In Hanukah of 1984, at the end of December, Ofra began a new tour: 'Magic Queen'. At first, Ofra wanted to take part, as in every year, in Shirovision - a children's song festival that occurred every year in Hanukah, produced by Avraham Deshe Pashanell, as she did every year since they cancelled their contract because of her deep gratitude towards him, and even though she owed him nothing. Only after he told her he has no intention of having a new Shirovision this year, Ofra decided to have her own tour.
In the new tour Ofra performed 22 songs, and had 10 dancers and two famous magicians. Tickets for the opening shows in The Cinema of Tel-Aviv in in the Cinerama in Jerusalem were sold out."This is not a shoddy work, despite what some people tried to spread", says Ofra. "This is a tour well-planned, and the audience gets the Ofra he loves. I admit that if Pashanell had made a new Shirovision I would have been on it, because I agree to work only with him. This is a man I admire and love. The minute I heard he doesn't mean to make a show this year, I knew I will have one myself".

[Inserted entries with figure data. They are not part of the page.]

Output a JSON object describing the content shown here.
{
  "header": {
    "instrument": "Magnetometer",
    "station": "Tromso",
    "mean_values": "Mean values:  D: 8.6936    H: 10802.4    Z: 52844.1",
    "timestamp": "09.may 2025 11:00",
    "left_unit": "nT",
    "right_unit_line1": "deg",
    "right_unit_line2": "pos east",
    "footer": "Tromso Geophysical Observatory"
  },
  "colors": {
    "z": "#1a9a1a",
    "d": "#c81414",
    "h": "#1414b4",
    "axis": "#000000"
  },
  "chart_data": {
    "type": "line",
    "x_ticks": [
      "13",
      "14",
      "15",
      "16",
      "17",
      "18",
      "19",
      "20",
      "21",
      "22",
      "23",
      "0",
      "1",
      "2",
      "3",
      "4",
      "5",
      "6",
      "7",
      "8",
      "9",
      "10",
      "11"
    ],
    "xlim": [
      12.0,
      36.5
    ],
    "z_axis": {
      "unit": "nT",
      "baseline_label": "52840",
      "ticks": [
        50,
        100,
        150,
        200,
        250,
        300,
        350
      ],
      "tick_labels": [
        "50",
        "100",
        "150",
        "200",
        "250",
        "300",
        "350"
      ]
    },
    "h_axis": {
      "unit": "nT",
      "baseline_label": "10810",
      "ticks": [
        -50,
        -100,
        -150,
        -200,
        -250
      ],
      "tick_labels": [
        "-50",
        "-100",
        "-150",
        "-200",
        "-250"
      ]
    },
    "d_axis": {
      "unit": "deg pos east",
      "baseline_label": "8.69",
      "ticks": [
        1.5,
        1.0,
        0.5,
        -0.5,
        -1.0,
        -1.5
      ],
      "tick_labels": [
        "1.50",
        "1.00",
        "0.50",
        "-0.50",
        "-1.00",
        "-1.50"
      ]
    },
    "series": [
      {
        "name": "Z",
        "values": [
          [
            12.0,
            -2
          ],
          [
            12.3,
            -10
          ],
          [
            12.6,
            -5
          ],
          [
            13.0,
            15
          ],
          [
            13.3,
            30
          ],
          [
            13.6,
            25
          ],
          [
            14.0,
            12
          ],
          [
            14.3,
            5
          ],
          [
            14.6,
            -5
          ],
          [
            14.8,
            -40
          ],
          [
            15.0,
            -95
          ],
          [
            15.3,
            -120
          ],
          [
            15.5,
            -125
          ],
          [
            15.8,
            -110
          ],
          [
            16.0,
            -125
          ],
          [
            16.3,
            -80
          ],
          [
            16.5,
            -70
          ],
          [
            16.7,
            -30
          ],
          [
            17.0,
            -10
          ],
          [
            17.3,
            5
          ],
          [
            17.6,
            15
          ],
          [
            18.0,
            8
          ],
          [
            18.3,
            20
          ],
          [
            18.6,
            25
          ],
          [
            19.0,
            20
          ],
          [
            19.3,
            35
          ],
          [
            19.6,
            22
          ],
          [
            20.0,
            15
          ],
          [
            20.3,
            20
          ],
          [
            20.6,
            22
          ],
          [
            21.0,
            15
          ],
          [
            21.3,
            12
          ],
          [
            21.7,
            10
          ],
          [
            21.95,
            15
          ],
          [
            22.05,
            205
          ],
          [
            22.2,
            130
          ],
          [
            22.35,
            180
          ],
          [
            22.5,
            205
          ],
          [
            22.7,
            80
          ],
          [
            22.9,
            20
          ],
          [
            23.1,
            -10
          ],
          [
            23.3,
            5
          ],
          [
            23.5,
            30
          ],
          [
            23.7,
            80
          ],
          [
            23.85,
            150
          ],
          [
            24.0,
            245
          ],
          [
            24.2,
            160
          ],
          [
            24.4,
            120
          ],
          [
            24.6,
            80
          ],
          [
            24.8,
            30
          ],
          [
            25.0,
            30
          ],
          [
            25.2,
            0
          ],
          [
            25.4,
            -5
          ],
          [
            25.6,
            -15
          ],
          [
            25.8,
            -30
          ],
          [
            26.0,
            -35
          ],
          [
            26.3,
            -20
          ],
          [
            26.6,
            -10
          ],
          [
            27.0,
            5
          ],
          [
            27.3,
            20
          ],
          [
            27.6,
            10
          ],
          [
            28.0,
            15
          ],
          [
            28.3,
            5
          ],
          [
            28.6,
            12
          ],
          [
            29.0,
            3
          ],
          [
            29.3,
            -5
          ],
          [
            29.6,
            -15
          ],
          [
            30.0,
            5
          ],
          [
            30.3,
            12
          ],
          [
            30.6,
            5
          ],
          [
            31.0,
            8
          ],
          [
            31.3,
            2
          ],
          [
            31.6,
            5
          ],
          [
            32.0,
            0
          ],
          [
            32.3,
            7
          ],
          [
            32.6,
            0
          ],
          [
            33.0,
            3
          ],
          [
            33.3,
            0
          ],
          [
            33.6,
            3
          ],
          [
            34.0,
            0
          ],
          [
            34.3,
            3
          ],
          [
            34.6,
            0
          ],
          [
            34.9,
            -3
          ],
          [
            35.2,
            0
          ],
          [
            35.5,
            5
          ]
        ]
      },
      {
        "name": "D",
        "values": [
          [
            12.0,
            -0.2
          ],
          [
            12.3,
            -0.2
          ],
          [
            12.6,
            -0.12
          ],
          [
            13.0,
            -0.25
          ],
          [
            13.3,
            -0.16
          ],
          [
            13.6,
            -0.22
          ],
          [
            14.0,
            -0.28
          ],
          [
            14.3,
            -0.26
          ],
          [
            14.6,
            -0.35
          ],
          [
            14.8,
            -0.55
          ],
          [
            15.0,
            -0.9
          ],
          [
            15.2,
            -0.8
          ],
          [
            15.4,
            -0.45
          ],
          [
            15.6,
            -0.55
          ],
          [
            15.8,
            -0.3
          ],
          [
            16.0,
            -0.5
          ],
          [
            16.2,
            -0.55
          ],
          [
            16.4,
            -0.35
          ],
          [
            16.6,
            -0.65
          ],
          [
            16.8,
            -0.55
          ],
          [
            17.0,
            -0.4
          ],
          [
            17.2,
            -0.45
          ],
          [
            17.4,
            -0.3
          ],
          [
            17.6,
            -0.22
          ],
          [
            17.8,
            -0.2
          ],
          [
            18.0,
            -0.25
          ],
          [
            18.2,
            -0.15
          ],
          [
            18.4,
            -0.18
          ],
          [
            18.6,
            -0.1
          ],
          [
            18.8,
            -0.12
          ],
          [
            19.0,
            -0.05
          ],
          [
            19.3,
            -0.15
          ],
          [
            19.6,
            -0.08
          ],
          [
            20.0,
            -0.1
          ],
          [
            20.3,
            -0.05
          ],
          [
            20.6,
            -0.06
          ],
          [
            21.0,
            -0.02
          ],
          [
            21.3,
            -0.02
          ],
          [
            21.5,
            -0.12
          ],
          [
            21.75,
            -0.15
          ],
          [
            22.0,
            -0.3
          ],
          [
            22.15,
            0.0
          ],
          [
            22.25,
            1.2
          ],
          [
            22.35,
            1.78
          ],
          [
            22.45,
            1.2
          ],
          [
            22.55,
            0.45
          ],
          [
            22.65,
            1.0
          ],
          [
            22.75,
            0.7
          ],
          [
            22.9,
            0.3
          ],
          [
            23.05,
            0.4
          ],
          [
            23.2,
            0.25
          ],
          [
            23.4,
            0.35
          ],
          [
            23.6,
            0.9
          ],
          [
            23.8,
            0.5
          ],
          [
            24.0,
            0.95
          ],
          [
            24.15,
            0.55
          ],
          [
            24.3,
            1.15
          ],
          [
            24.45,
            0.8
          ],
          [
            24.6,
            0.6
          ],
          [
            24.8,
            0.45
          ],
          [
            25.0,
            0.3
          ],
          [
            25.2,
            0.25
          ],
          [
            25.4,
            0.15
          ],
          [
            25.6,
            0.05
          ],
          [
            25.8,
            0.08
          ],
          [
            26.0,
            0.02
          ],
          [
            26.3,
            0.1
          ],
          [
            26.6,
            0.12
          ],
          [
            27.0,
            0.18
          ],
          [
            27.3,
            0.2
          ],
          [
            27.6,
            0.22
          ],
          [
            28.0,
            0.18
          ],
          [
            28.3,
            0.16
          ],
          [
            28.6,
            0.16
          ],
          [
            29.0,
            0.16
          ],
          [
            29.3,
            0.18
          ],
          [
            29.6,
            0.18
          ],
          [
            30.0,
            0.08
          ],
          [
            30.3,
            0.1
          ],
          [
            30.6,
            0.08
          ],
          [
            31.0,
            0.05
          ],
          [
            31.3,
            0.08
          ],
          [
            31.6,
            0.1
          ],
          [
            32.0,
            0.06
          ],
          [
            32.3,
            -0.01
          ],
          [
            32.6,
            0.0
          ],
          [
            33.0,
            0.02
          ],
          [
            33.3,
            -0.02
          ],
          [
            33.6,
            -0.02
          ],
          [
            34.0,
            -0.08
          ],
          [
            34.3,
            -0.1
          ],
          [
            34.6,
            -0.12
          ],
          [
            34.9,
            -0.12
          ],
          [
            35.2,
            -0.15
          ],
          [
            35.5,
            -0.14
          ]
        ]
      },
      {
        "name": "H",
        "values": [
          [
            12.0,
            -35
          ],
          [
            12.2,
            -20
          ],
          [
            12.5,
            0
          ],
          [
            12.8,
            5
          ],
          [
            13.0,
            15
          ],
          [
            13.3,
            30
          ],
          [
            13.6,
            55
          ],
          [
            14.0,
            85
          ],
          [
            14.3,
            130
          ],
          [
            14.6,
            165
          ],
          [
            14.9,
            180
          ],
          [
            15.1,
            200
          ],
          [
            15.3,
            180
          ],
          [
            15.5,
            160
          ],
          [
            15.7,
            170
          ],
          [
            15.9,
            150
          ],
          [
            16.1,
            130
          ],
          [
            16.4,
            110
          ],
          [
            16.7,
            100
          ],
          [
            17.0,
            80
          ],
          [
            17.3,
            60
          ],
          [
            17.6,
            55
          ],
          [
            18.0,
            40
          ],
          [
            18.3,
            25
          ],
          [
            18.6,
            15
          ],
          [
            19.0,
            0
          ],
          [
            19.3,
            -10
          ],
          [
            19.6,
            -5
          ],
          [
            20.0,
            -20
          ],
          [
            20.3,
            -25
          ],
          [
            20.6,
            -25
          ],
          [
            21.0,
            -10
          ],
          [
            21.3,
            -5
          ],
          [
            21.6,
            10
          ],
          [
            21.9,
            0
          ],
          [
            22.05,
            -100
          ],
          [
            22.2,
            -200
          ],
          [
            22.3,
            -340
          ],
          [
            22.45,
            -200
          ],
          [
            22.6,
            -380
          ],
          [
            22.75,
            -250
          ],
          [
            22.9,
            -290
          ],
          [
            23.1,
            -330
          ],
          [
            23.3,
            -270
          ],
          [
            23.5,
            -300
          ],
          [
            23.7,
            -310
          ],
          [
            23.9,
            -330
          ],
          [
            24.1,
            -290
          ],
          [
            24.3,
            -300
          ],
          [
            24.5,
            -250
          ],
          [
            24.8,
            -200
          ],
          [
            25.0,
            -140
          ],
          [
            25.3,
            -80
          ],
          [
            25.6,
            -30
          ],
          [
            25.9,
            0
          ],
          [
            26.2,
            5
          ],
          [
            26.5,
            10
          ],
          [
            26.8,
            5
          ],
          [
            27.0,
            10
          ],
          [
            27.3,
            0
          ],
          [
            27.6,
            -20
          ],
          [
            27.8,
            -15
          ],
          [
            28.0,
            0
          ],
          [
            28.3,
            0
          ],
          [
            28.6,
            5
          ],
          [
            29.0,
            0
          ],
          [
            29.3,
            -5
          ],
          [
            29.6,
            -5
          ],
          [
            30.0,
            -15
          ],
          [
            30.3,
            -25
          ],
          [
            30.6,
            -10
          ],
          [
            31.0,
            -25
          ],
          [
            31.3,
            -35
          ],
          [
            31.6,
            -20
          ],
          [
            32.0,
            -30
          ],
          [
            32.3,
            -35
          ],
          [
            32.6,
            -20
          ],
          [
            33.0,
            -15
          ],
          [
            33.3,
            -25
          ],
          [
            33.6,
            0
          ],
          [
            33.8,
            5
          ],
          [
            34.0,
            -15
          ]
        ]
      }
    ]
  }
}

October 1986 - Ofra Haza on Stage
In October 1986 Ofra had a new tour - Ofra Haza on Stage. The tour was meant to follow her new album - 'Broken Days', that was released two months earlier. The new tour was indeed different from her previous tours.
'Ofra Haza on Stage' was considered a huge production in Israeli and European scale. Ofra went on with a new sound in pop music, also her songs from previous albums were also given new more modern sound.
Zedi Zarfati, the producer of the tour, wanted a grandiose pop performance on stage - many exits and returning of Ofra to stage, lot of dresses and tributes to the audience. Izhar Ashdot, who produces all the songs, wanted a modern disco sound in dizzying pace, and got it using 6 players, a lot of synthesized sounds and 3 background singers. For the first time Ofra began acting and dancing during her shows: "this time, not only do I sing the songs, but I also play them. I mean every word I sing".
The critics praised: "Ofra brings the local entertainment to a new era", says one of the newspapers.

The tour was a massive production, using tons of equipment, but because of lack of large halls for such appearances in Israel Ofra performed mostly in Tel-Aviv.
The tour was stopped after 4 months, when Ofra started working on performances outside of Israel.
1992 - Finger of God
"I love making concerts, I never use playbacks", says Ofra. "It was important for me to know who my audience really is. And this is what I did during my tour in America in March and April, with no public relations, even before Kirya was released in the US. I called the tour Finger of God. It was with my band, 5 players. A few clubs for warm up, four times sold out in the Bottom Line in New York, and halls of 1000-1500 people, mostly fill. In Minneapolis I performed on the night of the Oscar, while U2 performed in the local stadium, and I we were performing in a 1800 seats hall. 1200 tickets were sold. No one believed we did it".